Erinnern heißt kämpfen: Der 8. Mai muss Feiertag werden!

Podiumsdiskussion mit

Deniz Celik (MdHB, Die Linke)
Michael Gwosdz (MdHB, Bündnis 90/Grüne)
Olaf Steinbiß (MdHB, SPD)

Dienstag, 3. Februar 2026, 19 Uhr
Galerie der Gegenwart (Hamburger Kunsthalle, Ferdinandstor 1)

Hier gibts den Flyer und hier die Sharepics für die Online-Mobilisierung

80 Jahre nach der Befreiung von Faschismus und Weltkrieg sind die Schlussfolgerungen für ein neues Niveau kooperativer, entschieden ziviler Verhältnisse durch die Vielen, die damals durch die Weltgemeinschaft gezogen wurden, noch immer nicht verwirklicht und heftig umkämpft.

1945 sah die Antihitlerkoalition im Potsdamer Abkommen die konsequent demokratische Gestaltung der deutschen Gesellschaft vor – nicht zuletzt entgegen der wirtschaftlichen Machtkonzentration, die in Faschismus und Krieg geführt hatte – und forderte nach zwei von deutschem Boden begonnenen Weltkriegen die vollständige materielle wie kulturelle Entmilitarisierung Deutschlands. Das Völkerrecht sollte mit der Gründung der Vereinten Nationen für die Verwirklichung freundschaftlicher, strikt ziviler Beziehungen zwischen den Völkern wirken und setzte die gleiche Würde aller Menschen als unwiderruflichen Maßstab.

Das Grundgesetz (1949) und die Hamburger Verfassung (1952) greifen das Streben nach Frieden, Emanzipation und sozialer Gleichheit auf: Die Stadt Hamburg will demnach „im Geiste des Friedens eine Mittlerin zwischen allen Erdteilen und Völkern der Welt sein“ und die politische, soziale und wirtschaftliche Gleichberechtigung durch politische wie wirtschaftliche Demokratie verwirklichen.

Die antifaschistischen Schlussfolgerungen zur Schaffung solidarischer Verhältnisse entgegen dem Schüren internationaler Konkurrenz, militärischer Konfrontation und kultureller Rohheit können angesichts des enormen gesellschaftlichen Reichtums heute erst recht eingelöst werden. Sie sind Bezugspunkt für fortschrittliche Kräfte weltweit.

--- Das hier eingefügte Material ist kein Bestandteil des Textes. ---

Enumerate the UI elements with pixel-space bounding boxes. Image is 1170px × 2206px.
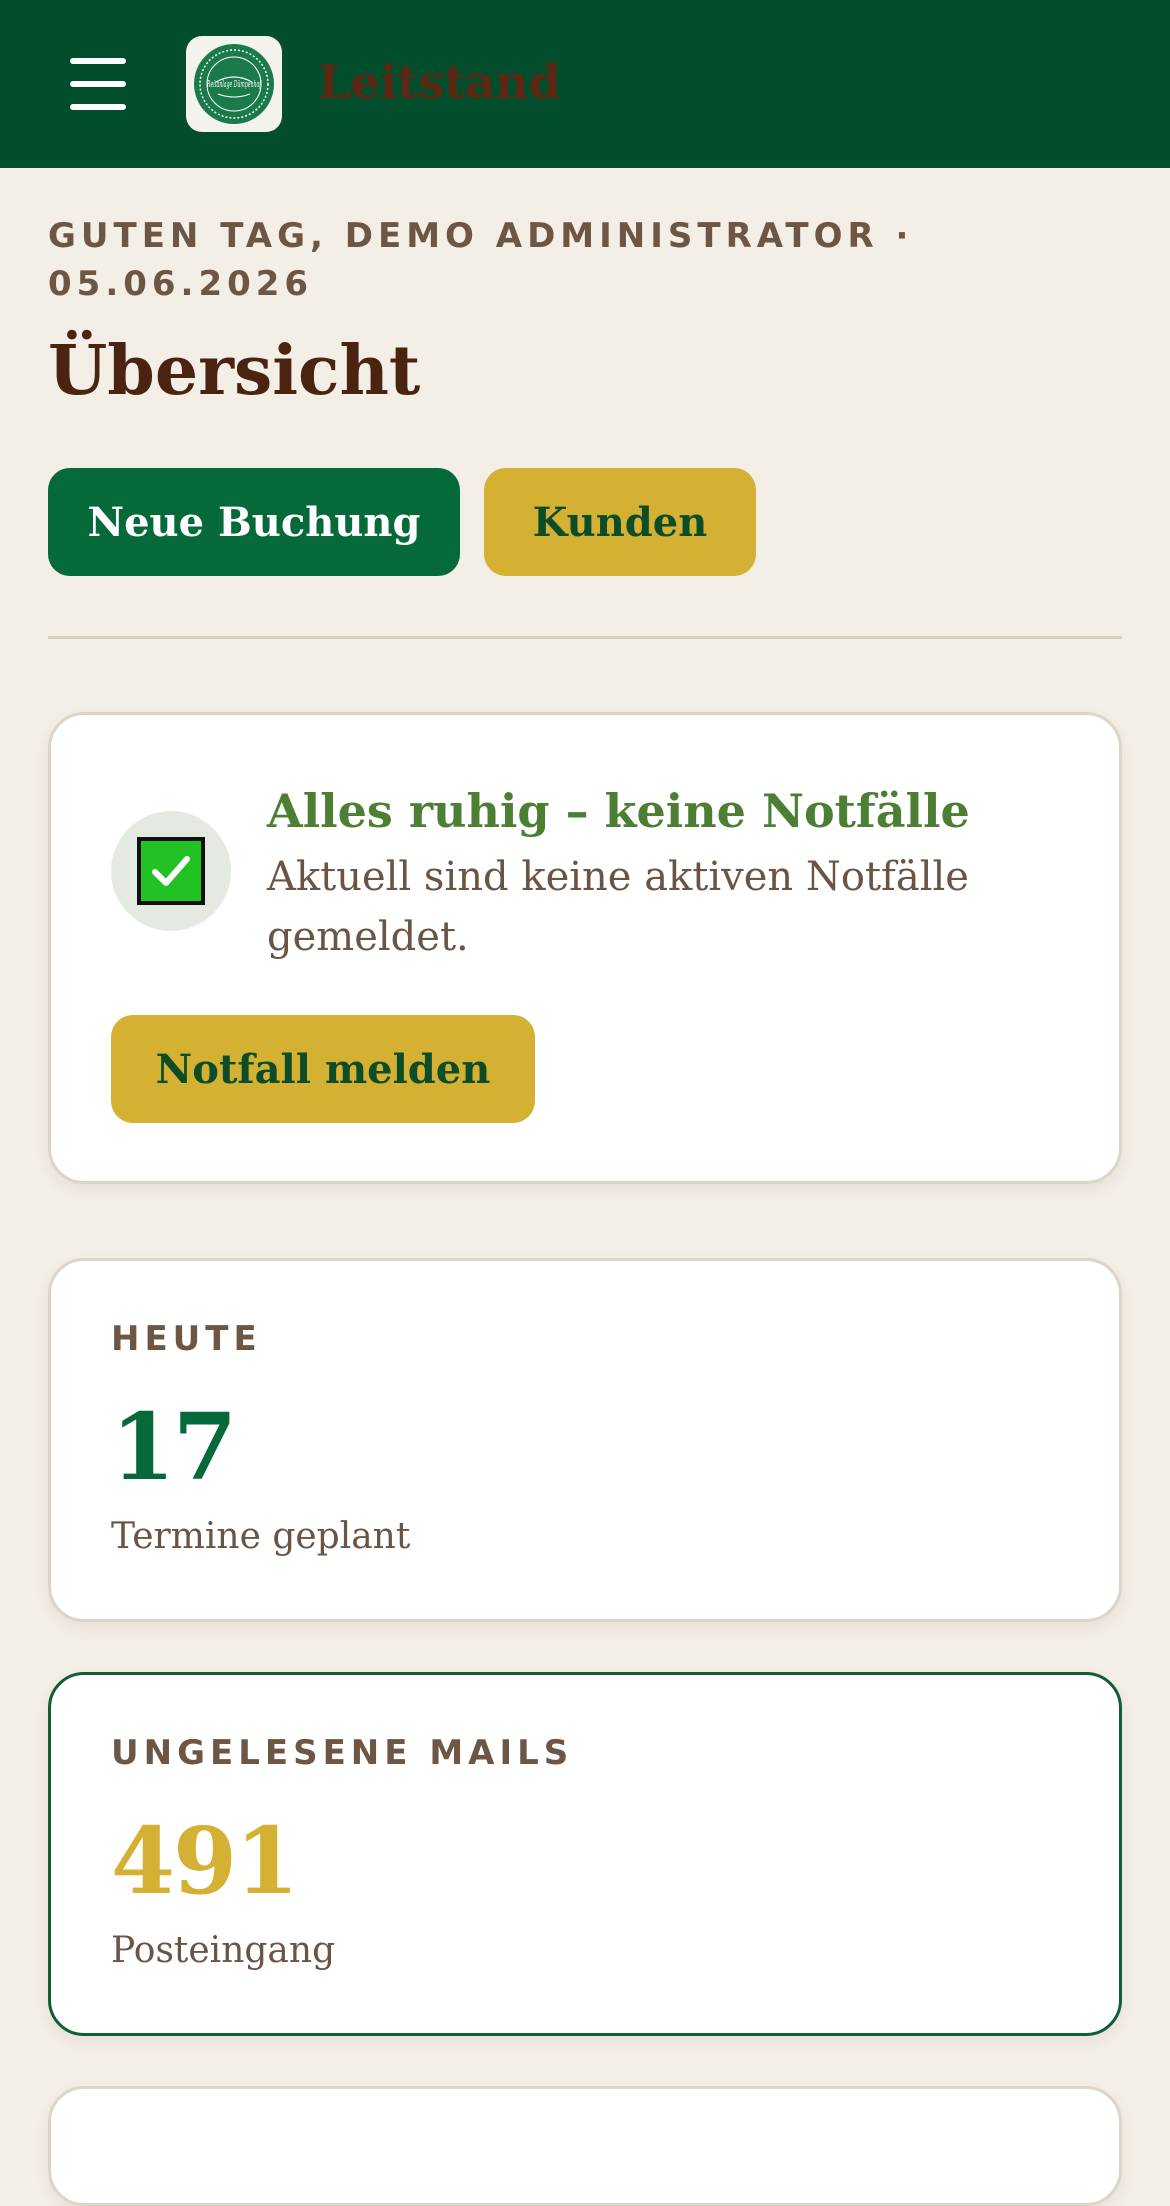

Gegen diese humane Perspektive richtet sich der Kulturkampf der AfD: rassistischer Dünkel und die sozialdarwinistische Konstruktion angeblicher „Sozialschmarotzer“ gegen soziale Gerechtigkeit; eine Volte zurück in die Fünfzigerjahre mit klassischen (Familien-)Rollenbildern gegen kulturelle Entfaltung und Egalität; militärischer Stärkekult und Nationalismus gegen internationale Solidarität. Das Rechte ist historisch und aktuell Teil einer Verhinderungsfront, die zur Aufrechterhaltung und chauvinistischen Zuspitzung der profitorientierten Gesellschaftsordnung drängen soll. 

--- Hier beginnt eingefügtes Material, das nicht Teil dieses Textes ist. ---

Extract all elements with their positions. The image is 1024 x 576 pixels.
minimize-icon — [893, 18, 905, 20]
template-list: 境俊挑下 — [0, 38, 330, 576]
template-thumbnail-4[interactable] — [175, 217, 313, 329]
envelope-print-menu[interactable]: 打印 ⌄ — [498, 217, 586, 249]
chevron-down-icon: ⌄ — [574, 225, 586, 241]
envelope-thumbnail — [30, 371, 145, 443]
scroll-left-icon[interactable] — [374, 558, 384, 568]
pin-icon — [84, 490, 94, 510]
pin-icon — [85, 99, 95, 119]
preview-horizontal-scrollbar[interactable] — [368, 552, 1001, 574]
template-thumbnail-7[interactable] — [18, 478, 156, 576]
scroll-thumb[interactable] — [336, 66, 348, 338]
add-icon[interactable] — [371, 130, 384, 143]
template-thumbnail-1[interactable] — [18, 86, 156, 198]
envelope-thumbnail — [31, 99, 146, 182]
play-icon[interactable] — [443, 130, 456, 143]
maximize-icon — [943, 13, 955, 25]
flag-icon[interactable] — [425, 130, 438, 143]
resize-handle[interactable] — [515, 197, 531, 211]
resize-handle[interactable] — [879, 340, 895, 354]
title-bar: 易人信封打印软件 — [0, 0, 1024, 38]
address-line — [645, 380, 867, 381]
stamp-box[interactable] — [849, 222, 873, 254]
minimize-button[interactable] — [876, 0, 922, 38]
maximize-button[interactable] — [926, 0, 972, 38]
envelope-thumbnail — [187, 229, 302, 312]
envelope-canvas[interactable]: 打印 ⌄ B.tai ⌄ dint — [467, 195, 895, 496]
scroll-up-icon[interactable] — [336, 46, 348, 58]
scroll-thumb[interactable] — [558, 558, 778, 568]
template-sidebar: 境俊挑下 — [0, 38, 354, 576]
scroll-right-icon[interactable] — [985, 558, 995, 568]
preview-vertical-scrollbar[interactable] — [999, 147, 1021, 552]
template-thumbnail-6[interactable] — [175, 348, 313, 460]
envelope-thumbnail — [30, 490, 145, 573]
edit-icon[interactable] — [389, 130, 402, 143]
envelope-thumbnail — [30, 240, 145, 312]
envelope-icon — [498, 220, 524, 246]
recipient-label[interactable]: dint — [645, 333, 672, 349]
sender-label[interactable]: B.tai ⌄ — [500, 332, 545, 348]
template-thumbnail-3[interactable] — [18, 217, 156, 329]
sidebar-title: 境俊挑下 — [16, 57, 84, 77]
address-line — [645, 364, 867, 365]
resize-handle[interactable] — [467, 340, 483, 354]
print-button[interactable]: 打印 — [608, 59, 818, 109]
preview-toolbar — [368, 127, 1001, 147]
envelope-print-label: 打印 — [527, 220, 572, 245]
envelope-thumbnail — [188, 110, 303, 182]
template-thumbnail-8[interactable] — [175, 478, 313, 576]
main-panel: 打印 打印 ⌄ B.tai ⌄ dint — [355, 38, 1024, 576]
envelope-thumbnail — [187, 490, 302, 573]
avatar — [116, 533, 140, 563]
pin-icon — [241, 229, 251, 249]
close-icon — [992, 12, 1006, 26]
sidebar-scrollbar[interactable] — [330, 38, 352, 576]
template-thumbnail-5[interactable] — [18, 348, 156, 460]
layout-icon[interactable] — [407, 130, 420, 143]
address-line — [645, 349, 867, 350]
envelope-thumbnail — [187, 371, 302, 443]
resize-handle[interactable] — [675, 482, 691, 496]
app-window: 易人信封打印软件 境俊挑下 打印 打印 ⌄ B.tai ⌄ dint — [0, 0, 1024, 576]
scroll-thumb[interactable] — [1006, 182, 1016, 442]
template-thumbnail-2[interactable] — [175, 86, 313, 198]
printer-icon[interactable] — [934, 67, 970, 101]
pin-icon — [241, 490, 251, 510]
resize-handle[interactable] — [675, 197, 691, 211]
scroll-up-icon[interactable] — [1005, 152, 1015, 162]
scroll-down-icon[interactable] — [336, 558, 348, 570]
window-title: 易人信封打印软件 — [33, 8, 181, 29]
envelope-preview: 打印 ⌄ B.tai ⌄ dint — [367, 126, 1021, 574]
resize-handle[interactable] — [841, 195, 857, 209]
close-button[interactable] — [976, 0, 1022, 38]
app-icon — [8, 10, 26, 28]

Die Hamburger Zivilgesellschaft – darunter Gewerkschaften und Parteien, antifaschistische Initiativen, Kultur- und Bildungseinrichtungen – hat bereits 2022 einen Gedenktag zum 8. Mai errungen. Der offizielle, arbeitsfreie Feiertag steht noch aus: „überfällig seit sieben Jahrzehnten“ (Esther Bejarano zum 8. Mai 2020). Er soll allen die Wahrnehmung ihrer Bedeutung dafür eröffnen, aus den Kämpfen und Ambitionen der humanistischen Kräfte zu lernen, die in systemübergreifendem Zusammenwirken die Befreiung errungen haben: Kommunist:innen, Sozialdemokrat:innen und bürgerliche Kräfte, Gewerkschafter:innen und Pazifist:innen, Intellektuelle und Künstler:innen, Partisan:innen und Fluchthelfer:innen, Wehrmachtsdeserteure und Mitglieder der alliierten Streitkräfte von der Sowjetunion bis zu den USA.

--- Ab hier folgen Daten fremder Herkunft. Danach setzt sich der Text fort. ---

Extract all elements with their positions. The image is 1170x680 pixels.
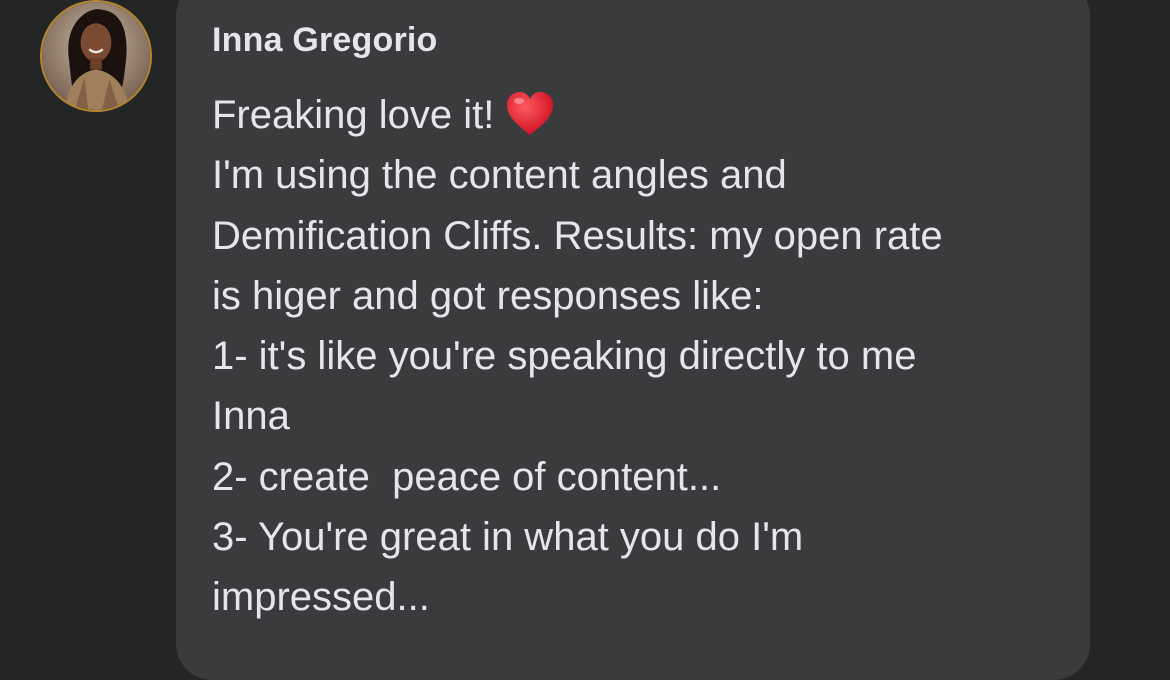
comment-line-3: Demification Cliffs. Results: my open ra… — [212, 213, 943, 258]
heart-icon — [507, 92, 554, 135]
comment-line-8: 3- You're great in what you do I'm — [212, 515, 804, 560]
comment-line-4: is higer and got responses like: — [212, 273, 764, 318]
comment-line-1-text: Freaking love it! — [212, 93, 495, 137]
comment-author-name[interactable]: Inna Gregorio — [212, 20, 438, 60]
comment-line-7: 2- create peace of content... — [212, 454, 722, 499]
comment-line-1: Freaking love it! — [212, 85, 1072, 145]
comment-line-6: Inna — [212, 394, 290, 439]
comment-line-2: I'm using the content angles and — [212, 153, 787, 198]
profile-photo-icon — [42, 2, 150, 110]
comment-line-5: 1- it's like you're speaking directly to… — [212, 334, 917, 379]
comment-text: Freaking love it! I'm using the content … — [212, 85, 1072, 628]
comment-line-9: impressed... — [212, 575, 430, 620]
avatar[interactable] — [40, 0, 152, 112]
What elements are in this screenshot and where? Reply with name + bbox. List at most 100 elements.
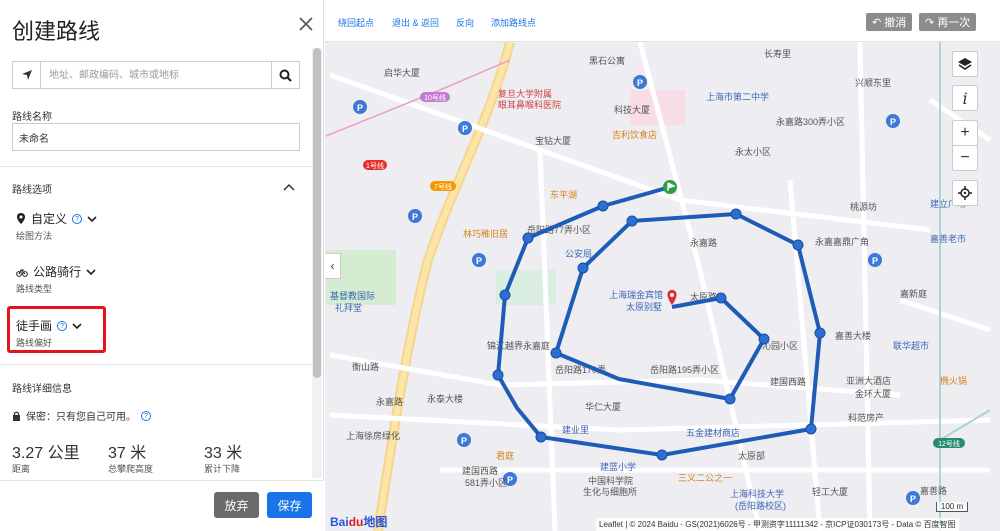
svg-text:三义二公之一: 三义二公之一: [678, 472, 732, 483]
drawing-method-sub: 绘图方法: [16, 231, 53, 241]
search-button[interactable]: [271, 62, 299, 88]
info-button[interactable]: i: [952, 85, 978, 111]
route-start-icon[interactable]: [663, 180, 677, 194]
discard-button[interactable]: 放弃: [214, 492, 259, 518]
svg-text:嘉善路: 嘉善路: [920, 485, 947, 496]
metro-line-label: 12号线: [938, 439, 960, 448]
svg-text:东平湖: 东平湖: [550, 189, 577, 200]
zoom-out-button[interactable]: −: [952, 145, 978, 171]
svg-text:永嘉嘉鼎广角: 永嘉嘉鼎广角: [815, 236, 869, 247]
crosshair-icon: [958, 186, 972, 200]
divider: [0, 364, 312, 365]
svg-text:中国科学院: 中国科学院: [588, 475, 633, 486]
svg-text:建蓝小学: 建蓝小学: [600, 461, 636, 472]
elevation-loss-label: 累计下降: [204, 464, 241, 474]
panel-title: 创建路线: [12, 19, 101, 44]
svg-text:P: P: [872, 256, 878, 266]
navigation-arrow-icon: [21, 70, 32, 80]
svg-text:嘉善老市: 嘉善老市: [930, 233, 966, 244]
svg-text:生化与细胞所: 生化与细胞所: [583, 486, 637, 497]
route-end-icon[interactable]: [667, 290, 677, 305]
svg-text:五金建材商店: 五金建材商店: [686, 427, 740, 438]
svg-text:上海市第二中学: 上海市第二中学: [706, 91, 769, 102]
locate-button[interactable]: [13, 62, 41, 88]
locate-me-button[interactable]: [952, 180, 978, 206]
svg-text:轻工大厦: 轻工大厦: [812, 486, 848, 497]
svg-text:太原部: 太原部: [738, 450, 765, 461]
map-scale: 100 m: [936, 502, 968, 512]
svg-text:桃源坊: 桃源坊: [850, 201, 877, 212]
map-attribution: Leaflet | © 2024 Baidu - GS(2021)6026号 -…: [596, 518, 959, 531]
divider: [0, 166, 312, 167]
route-type-sub: 路线类型: [16, 284, 53, 294]
search-input[interactable]: [41, 62, 271, 88]
svg-text:永嘉路: 永嘉路: [690, 237, 717, 248]
svg-text:P: P: [890, 117, 896, 127]
svg-text:上海瑞金宾馆: 上海瑞金宾馆: [609, 289, 663, 300]
reverse-link[interactable]: 反向: [456, 16, 474, 29]
elevation-gain-value: 37 米: [108, 445, 147, 462]
svg-text:永泰大楼: 永泰大楼: [427, 393, 463, 404]
svg-text:君庭: 君庭: [496, 450, 514, 461]
search-box: [12, 61, 300, 89]
elevation-loss-value: 33 米: [204, 445, 243, 462]
svg-text:建业里: 建业里: [562, 424, 589, 435]
chevron-down-icon: [87, 215, 97, 222]
details-label: 路线详细信息: [12, 384, 72, 395]
svg-text:长寿里: 长寿里: [764, 48, 791, 59]
svg-text:嘉善大楼: 嘉善大楼: [835, 330, 871, 341]
baidu-logo: Baidu地图: [330, 515, 388, 529]
metro-line-label: 10号线: [424, 93, 446, 102]
chevron-up-icon[interactable]: [283, 182, 295, 192]
drawing-method-label: 自定义: [31, 212, 68, 226]
svg-text:P: P: [637, 78, 643, 88]
redo-button[interactable]: ↷ 再一次: [919, 13, 977, 31]
collapse-panel-button[interactable]: ‹: [325, 253, 341, 279]
svg-text:复旦大学附属: 复旦大学附属: [498, 88, 552, 99]
route-name-label: 路线名称: [12, 112, 52, 123]
svg-text:P: P: [461, 436, 467, 446]
svg-text:上海徐房绿化: 上海徐房绿化: [346, 430, 400, 441]
svg-text:华仁大厦: 华仁大厦: [585, 401, 621, 412]
help-icon[interactable]: ?: [72, 213, 83, 224]
scrollbar-thumb[interactable]: [313, 48, 321, 378]
loop-back-link[interactable]: 绕回起点: [338, 16, 374, 29]
map-pin-icon: [17, 212, 25, 224]
svg-text:嘉新庭: 嘉新庭: [900, 288, 927, 299]
close-button[interactable]: [296, 14, 316, 34]
zoom-in-button[interactable]: +: [952, 120, 978, 146]
options-label: 路线选项: [12, 185, 52, 196]
svg-text:基督教国际: 基督教国际: [330, 290, 375, 301]
layers-button[interactable]: [952, 51, 978, 77]
add-route-point-link[interactable]: 添加路线点: [491, 16, 536, 29]
search-icon: [279, 69, 292, 82]
svg-text:P: P: [412, 212, 418, 222]
panel-scrollbar[interactable]: [312, 48, 322, 478]
svg-text:亚洲大酒店: 亚洲大酒店: [846, 375, 891, 386]
distance-label: 距离: [12, 464, 31, 474]
svg-text:P: P: [476, 256, 482, 266]
route-type-dropdown[interactable]: 公路骑行: [16, 263, 96, 280]
map-base: 10号线 1号线 7号线 12号线 P P P P P P P P P P 黑石…: [325, 40, 992, 531]
svg-text:兴顺东里: 兴顺东里: [855, 77, 891, 88]
svg-text:吉利饮食店: 吉利饮食店: [612, 129, 657, 140]
undo-button[interactable]: ↶ 撤消: [866, 13, 913, 31]
out-and-back-link[interactable]: 退出 & 返回: [392, 16, 439, 29]
svg-text:永太小区: 永太小区: [735, 146, 771, 157]
svg-text:P: P: [462, 124, 468, 134]
route-name-field[interactable]: [12, 123, 300, 151]
svg-text:宝钻大厦: 宝钻大厦: [535, 135, 571, 146]
drawing-method-dropdown[interactable]: 自定义 ?: [16, 210, 97, 227]
map-canvas[interactable]: 10号线 1号线 7号线 12号线 P P P P P P P P P P 黑石…: [325, 0, 1000, 531]
metro-line-label: 7号线: [434, 182, 452, 191]
svg-text:启华大厦: 启华大厦: [384, 67, 420, 78]
highlight-box: [7, 306, 106, 353]
svg-text:P: P: [357, 103, 363, 113]
privacy-row: 保密：只有您自己可用。 ?: [12, 408, 151, 423]
help-icon[interactable]: ?: [141, 410, 151, 421]
save-button[interactable]: 保存: [267, 492, 312, 518]
close-icon: [299, 17, 313, 31]
svg-text:上海科技大学: 上海科技大学: [730, 488, 784, 499]
svg-text:衡山路: 衡山路: [352, 361, 379, 372]
svg-text:科范房产: 科范房产: [848, 412, 884, 423]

Mit Abgeordneten der Hamburger Parteien, die mit der Forderung nach dem Feiertag zum 8. Mai ihre historische Rolle im antifaschistischen Bündnis wahrnehmen, wollen wir diskutieren, welche Schlussfolgerungen sie aus der Befreiung 1945 ziehen und wie wir den 8. Mai als Auftakt für die erweiterte Dynamik ziviler, demokratischer und sozialer Entwicklung gegen Rechts zum Feiertag machen.